1. El criterio que el mundo considera natural [ἀνακείμενος (anakeimenos) (“el que está a la mesa”)]

Significado de la palabra: “Anakeimenos” (ὁ ἀνακείμενος) se refiere al anfitrión o a la persona que ocupa el lugar de honor, recostada cómodamente en la mesa del banquete mientras recibe alimentos y atención.
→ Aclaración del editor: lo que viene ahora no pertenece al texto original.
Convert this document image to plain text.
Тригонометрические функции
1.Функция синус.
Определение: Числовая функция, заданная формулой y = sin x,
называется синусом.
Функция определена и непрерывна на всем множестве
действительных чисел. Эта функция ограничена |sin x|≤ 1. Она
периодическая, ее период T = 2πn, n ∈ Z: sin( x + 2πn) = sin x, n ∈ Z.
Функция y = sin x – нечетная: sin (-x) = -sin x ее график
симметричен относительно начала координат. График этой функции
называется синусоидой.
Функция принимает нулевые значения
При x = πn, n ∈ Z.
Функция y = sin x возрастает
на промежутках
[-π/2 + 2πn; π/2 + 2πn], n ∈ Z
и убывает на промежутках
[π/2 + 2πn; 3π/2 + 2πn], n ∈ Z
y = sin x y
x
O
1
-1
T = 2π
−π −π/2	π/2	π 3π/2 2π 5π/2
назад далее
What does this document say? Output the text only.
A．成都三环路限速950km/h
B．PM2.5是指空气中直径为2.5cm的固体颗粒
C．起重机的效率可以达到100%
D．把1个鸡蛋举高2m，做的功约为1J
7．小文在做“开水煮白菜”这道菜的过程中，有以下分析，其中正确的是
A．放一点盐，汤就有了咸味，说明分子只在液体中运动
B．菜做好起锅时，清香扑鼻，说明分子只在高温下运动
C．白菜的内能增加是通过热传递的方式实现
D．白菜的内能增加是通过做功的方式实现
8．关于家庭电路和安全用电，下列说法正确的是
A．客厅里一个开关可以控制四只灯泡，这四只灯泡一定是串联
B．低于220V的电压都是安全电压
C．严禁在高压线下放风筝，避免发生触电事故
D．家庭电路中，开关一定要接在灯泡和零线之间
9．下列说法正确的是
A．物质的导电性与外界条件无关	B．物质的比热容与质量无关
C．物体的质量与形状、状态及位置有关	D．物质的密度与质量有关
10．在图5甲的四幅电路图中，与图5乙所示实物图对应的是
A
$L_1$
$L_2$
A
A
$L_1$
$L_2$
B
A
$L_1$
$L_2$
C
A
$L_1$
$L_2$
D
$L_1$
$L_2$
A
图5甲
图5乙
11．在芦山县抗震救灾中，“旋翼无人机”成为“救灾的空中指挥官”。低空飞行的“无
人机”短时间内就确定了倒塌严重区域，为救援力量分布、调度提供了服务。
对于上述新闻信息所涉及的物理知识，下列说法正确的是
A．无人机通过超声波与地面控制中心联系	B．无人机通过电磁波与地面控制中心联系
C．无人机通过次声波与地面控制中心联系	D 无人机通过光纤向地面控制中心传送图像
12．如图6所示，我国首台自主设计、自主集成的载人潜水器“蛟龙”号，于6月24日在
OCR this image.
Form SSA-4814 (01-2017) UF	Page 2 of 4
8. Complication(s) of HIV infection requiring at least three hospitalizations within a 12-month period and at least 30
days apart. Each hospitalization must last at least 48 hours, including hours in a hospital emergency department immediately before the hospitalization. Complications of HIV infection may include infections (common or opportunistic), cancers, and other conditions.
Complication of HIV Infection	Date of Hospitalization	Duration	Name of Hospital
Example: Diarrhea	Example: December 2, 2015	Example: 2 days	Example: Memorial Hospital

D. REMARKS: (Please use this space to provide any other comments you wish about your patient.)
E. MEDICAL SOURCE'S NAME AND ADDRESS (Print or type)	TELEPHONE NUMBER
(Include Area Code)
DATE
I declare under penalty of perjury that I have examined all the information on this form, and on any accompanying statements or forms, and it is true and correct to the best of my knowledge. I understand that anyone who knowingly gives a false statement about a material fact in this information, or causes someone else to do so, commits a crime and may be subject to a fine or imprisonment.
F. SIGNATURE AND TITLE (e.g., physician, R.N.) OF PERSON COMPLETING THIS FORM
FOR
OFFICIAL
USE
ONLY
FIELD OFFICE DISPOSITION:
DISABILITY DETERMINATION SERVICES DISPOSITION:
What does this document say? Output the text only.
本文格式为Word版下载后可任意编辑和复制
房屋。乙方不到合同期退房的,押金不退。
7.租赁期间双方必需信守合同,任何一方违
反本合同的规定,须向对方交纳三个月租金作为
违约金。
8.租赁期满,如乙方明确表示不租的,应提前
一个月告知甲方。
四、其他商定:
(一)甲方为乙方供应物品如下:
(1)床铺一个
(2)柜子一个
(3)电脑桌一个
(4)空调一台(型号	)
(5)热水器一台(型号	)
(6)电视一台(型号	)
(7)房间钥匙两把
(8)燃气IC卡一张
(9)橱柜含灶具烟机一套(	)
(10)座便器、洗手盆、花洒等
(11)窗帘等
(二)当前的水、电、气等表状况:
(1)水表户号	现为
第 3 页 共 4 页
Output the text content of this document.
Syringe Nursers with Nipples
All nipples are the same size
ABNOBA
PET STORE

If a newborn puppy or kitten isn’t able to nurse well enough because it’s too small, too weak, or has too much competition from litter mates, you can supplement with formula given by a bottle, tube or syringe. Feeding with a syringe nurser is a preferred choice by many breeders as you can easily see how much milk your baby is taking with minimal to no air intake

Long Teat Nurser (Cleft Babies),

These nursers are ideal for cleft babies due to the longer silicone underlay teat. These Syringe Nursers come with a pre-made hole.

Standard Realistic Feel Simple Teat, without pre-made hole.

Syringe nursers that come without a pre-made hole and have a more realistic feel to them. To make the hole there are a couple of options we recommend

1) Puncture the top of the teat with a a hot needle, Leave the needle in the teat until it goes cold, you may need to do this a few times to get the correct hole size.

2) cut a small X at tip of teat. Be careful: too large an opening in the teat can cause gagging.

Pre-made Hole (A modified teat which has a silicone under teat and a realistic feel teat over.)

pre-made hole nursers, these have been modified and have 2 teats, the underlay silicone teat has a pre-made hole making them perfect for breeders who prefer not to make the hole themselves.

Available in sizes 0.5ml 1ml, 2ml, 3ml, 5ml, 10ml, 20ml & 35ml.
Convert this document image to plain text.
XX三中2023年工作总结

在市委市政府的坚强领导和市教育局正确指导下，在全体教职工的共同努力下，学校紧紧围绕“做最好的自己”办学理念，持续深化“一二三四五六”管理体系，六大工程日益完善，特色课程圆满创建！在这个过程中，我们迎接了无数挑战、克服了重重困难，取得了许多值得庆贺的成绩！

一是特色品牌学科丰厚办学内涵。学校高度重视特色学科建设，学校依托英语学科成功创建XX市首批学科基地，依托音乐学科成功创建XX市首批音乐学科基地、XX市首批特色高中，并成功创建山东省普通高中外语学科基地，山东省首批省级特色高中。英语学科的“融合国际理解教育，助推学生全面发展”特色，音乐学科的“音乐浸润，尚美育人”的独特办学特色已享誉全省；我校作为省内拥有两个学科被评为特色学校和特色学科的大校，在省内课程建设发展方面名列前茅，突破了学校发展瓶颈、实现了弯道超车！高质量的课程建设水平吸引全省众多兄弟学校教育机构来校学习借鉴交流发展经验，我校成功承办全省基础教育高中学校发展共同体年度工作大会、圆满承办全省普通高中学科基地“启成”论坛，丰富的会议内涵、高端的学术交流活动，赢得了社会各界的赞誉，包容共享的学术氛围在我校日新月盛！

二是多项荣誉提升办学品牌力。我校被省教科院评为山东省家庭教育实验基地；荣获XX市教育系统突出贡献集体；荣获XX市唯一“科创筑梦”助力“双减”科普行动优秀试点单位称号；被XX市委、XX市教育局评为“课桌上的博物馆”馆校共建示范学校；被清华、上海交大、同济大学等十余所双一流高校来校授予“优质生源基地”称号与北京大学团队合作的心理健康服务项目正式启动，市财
Enseñanza: El mundo considera natural que la persona de mayor rango o importancia se siente a la mesa y sea atendida. Los discípulos también codiciaban precisamente ese lugar según los criterios del mundo.

2. El sorprendente giro de Jesús [ἐγὼ δὲ (egō de) (“pero yo”)]

Significado de la expresión: “Egō de” (ἐγὼ δὲ) significa “pero yo”.

Enseñanza: Jesús, el Rey del universo, no se recostó a la mesa para ser servido. En cambio, se colocó en medio de sus discípulos como un siervo [διακονῶν (diakonōn)] que atendía la mesa.

3. La enseñanza que nos da

Un ejemplo de acción, no solo de palabras: Jesús no se limitó a dar órdenes desde un lugar elevado. Él mismo descendió al lugar más bajo y mostró con su propio cuerpo lo que significa servir.

La restauración de la esencia de la iglesia: El verdaderamente grande no es la persona que posee el poder. La persona verdaderamente grande en el reino de Dios es aquella que, como Jesús, se humilla y sirve a la iglesia y al prójimo (Internet).